Religious, government and NGO leaders have launched a joint effort to save a Christian girl with Down syndrome who has been accused of blasphemy.
Paul Bhatti, a Catholic who is advisor to the Prime Minister, told Fides news agency that the incident has resulted in “the commitment of institutions and religious leaders for her release.”
The girl, named Rimsha Masih, is being kept in an isolated prison cell. She is experiencing emotional and psychological stress without her family present.
Bhatti said the girl’s defenders are “confident” and have worked with Muslim leaders who have refused to “incite the assault of Christians.”

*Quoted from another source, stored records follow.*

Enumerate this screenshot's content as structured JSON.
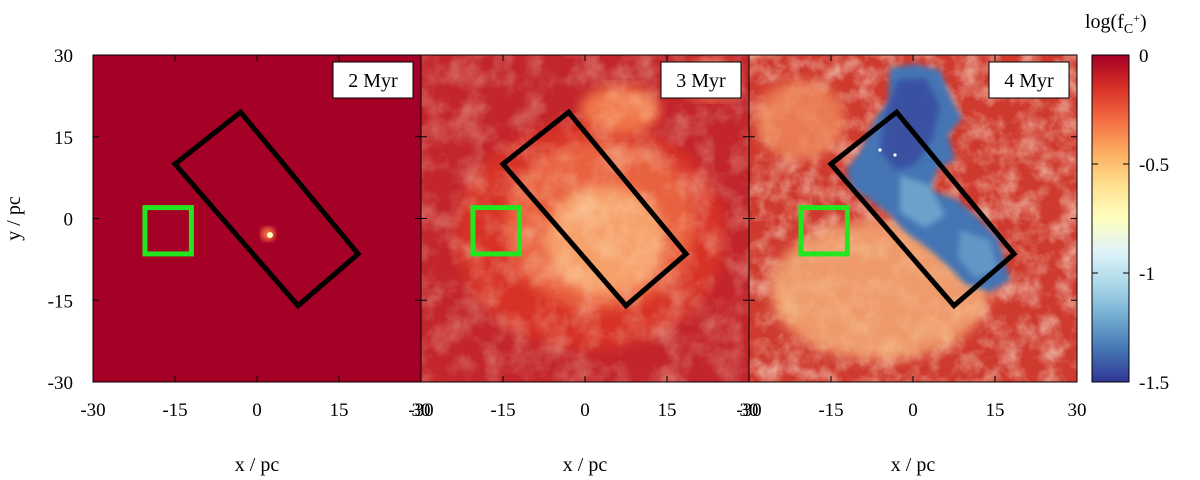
{
  "chart_data": {
    "type": "heatmap",
    "panels": [
      {
        "time_label": "2 Myr"
      },
      {
        "time_label": "3 Myr"
      },
      {
        "time_label": "4 Myr"
      }
    ],
    "xlabel": "x / pc",
    "ylabel": "y / pc",
    "xlim": [
      -30,
      30
    ],
    "ylim": [
      -30,
      30
    ],
    "x_ticks": [
      -30,
      -15,
      0,
      15,
      30
    ],
    "x_tick_labels": [
      "-30",
      "-15",
      "0",
      "15",
      "30"
    ],
    "y_ticks": [
      30,
      15,
      0,
      -15,
      -30
    ],
    "y_tick_labels": [
      "30",
      "15",
      "0",
      "-15",
      "-30"
    ],
    "colorbar": {
      "title_prefix": "log(f",
      "title_sub": "C",
      "title_sup": "+",
      "title_suffix": ")",
      "range": [
        -1.5,
        0
      ],
      "ticks": [
        0,
        -0.5,
        -1,
        -1.5
      ],
      "tick_labels": [
        "0",
        "-0.5",
        "-1",
        "-1.5"
      ],
      "colors": [
        "#a50026",
        "#d73027",
        "#f46d43",
        "#fdae61",
        "#fee090",
        "#ffffbf",
        "#e0f3f8",
        "#abd9e9",
        "#74add1",
        "#4575b4",
        "#313695"
      ]
    },
    "black_rectangle_corners": [
      [
        -15,
        10
      ],
      [
        -3,
        19.5
      ],
      [
        18.5,
        -6.5
      ],
      [
        7.5,
        -16
      ]
    ],
    "green_square": {
      "x_range": [
        -20.5,
        -12
      ],
      "y_range": [
        -6.5,
        2
      ]
    },
    "annotation_colors": {
      "black_box": "#000000",
      "green_box": "#22e61e"
    }
  }
}
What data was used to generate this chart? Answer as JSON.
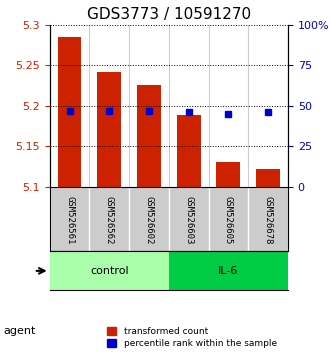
{
  "title": "GDS3773 / 10591270",
  "samples": [
    "GSM526561",
    "GSM526562",
    "GSM526602",
    "GSM526603",
    "GSM526605",
    "GSM526678"
  ],
  "groups": [
    "control",
    "control",
    "control",
    "IL-6",
    "IL-6",
    "IL-6"
  ],
  "red_values": [
    5.285,
    5.242,
    5.225,
    5.188,
    5.13,
    5.122
  ],
  "blue_values": [
    47,
    47,
    47,
    46,
    45,
    46
  ],
  "ylim_left": [
    5.1,
    5.3
  ],
  "ylim_right": [
    0,
    100
  ],
  "yticks_left": [
    5.1,
    5.15,
    5.2,
    5.25,
    5.3
  ],
  "yticks_right": [
    0,
    25,
    50,
    75,
    100
  ],
  "ytick_labels_left": [
    "5.1",
    "5.15",
    "5.2",
    "5.25",
    "5.3"
  ],
  "ytick_labels_right": [
    "0",
    "25",
    "50",
    "75",
    "100%"
  ],
  "bar_bottom": 5.1,
  "bar_width": 0.6,
  "red_color": "#cc2200",
  "blue_color": "#0000cc",
  "control_color": "#aaffaa",
  "il6_color": "#00cc44",
  "sample_bg_color": "#cccccc",
  "agent_label": "agent",
  "group_labels": [
    "control",
    "IL-6"
  ],
  "legend_red": "transformed count",
  "legend_blue": "percentile rank within the sample",
  "grid_color": "#000000",
  "title_fontsize": 11
}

Masih’s neighbors claim they saw the girl burning pages of the Quran outside her home in Rawalpindi, a city near the national capital of Islamabad. She could face the death penalty under the country’s strict anti-blasphemy law if she is convicted.

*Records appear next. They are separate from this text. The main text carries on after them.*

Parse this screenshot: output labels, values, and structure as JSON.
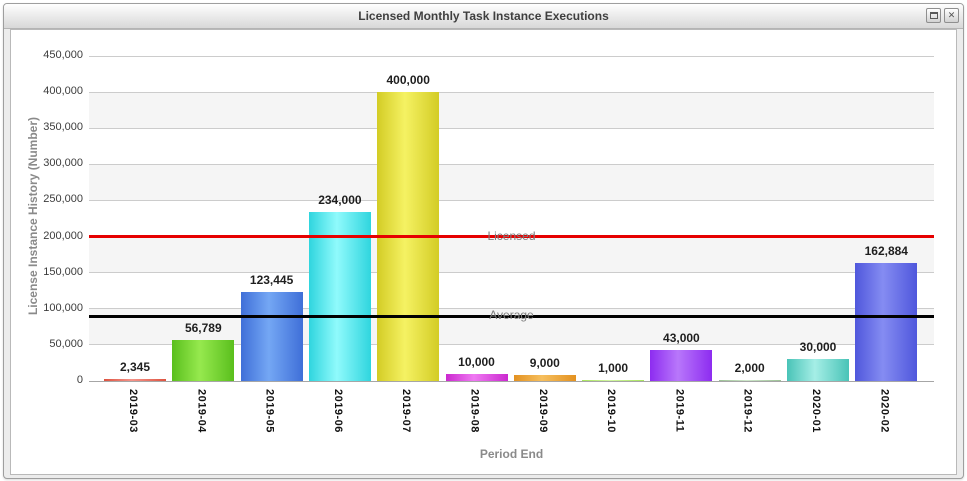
{
  "window": {
    "title": "Licensed Monthly Task Instance Executions",
    "controls": [
      {
        "name": "maximize"
      },
      {
        "name": "close",
        "glyph": "✕"
      }
    ]
  },
  "chart_data": {
    "type": "bar",
    "title": "Licensed Monthly Task Instance Executions",
    "xlabel": "Period End",
    "ylabel": "License Instance History (Number)",
    "categories": [
      "2019-03",
      "2019-04",
      "2019-05",
      "2019-06",
      "2019-07",
      "2019-08",
      "2019-09",
      "2019-10",
      "2019-11",
      "2019-12",
      "2020-01",
      "2020-02"
    ],
    "values": [
      2345,
      56789,
      123445,
      234000,
      400000,
      10000,
      9000,
      1000,
      43000,
      2000,
      30000,
      162884
    ],
    "value_labels": [
      "2,345",
      "56,789",
      "123,445",
      "234,000",
      "400,000",
      "10,000",
      "9,000",
      "1,000",
      "43,000",
      "2,000",
      "30,000",
      "162,884"
    ],
    "bar_colors": [
      {
        "base": "#dd5340",
        "light": "#f5948a"
      },
      {
        "base": "#5abf1d",
        "light": "#96e94e"
      },
      {
        "base": "#3f6fd8",
        "light": "#74a7f4"
      },
      {
        "base": "#2fd5de",
        "light": "#90fafc"
      },
      {
        "base": "#d3cc25",
        "light": "#f5f263"
      },
      {
        "base": "#cb29cf",
        "light": "#ef79f2"
      },
      {
        "base": "#e39120",
        "light": "#f6bf5e"
      },
      {
        "base": "#a8e45c",
        "light": "#d2f7a2"
      },
      {
        "base": "#8d2cf0",
        "light": "#b877fb"
      },
      {
        "base": "#9cc195",
        "light": "#cfe8cb"
      },
      {
        "base": "#49c3b7",
        "light": "#a5eee6"
      },
      {
        "base": "#4f57dc",
        "light": "#858cf2"
      }
    ],
    "ylim": [
      0,
      450000
    ],
    "y_tick_step": 50000,
    "y_tick_labels": [
      "0",
      "50,000",
      "100,000",
      "150,000",
      "200,000",
      "250,000",
      "300,000",
      "350,000",
      "400,000",
      "450,000"
    ],
    "grid": {
      "horizontal": true,
      "alternating_bands": true,
      "band_colors": [
        "#ffffff",
        "#f5f5f5"
      ],
      "gridline_color": "#cccccc"
    },
    "reference_lines": [
      {
        "label": "Licensed",
        "value": 200000,
        "color": "#e60000"
      },
      {
        "label": "Average",
        "value": 89539,
        "color": "#000000"
      }
    ],
    "legend": "none"
  }
}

Some reports describe the Protestant Christian girl as a teenager, while others say she could be as young as 11 years-old.
Defenders of the girl say the charges against her are invented.
Tahir Naveed Chaudhry, a central executive committee member of the All Pakistan Minority Alliance, told UCA News that support for Masih’s case from government officials is “overwhelmingly strong” and the country’s top clerics are condemning the ‘injustice” of the girl’s arrest.
The minority alliance has asked local clerics to urge restraint among the Muslim community.
The allegations against the girl caused outrage among some local Muslims, causing Christians to flee their homes out of fear. About 25 families took refuge in a local church and 600 individuals left to stay with relatives.
The latest incident could be part of a trend.
Fr. James Channan, O.P., the director of a peace center in Lahore, has said that news of violence against Christian children is “continually increasing.”
“If children are attacked, it means that a limit of intolerable abuse and inhumanity has been reached,” he told Fides.
He said the use of the country’s “unjust and ambiguous” blasphemy law “continues to be a tool to persecute Christians, Hindus, but also Muslims.”
Christians have repeatedly asked the government to repeal or modify the law.
Punjab governor Salman Tasseer, a major opponent of the blasphemy law, was assassinated in January 2011. His killer said his actions were motivated by the governor’s opposition to the law.
Another vocal critic of the law, Shahbaz Bhatti, was assassinated in March 2011. He was Pakistan’s first Federal Minister for Minorities Affairs and the only Catholic Christian in the federal cabinet. His brother Paul returned to Pakistan to continue his work for religious coexistence.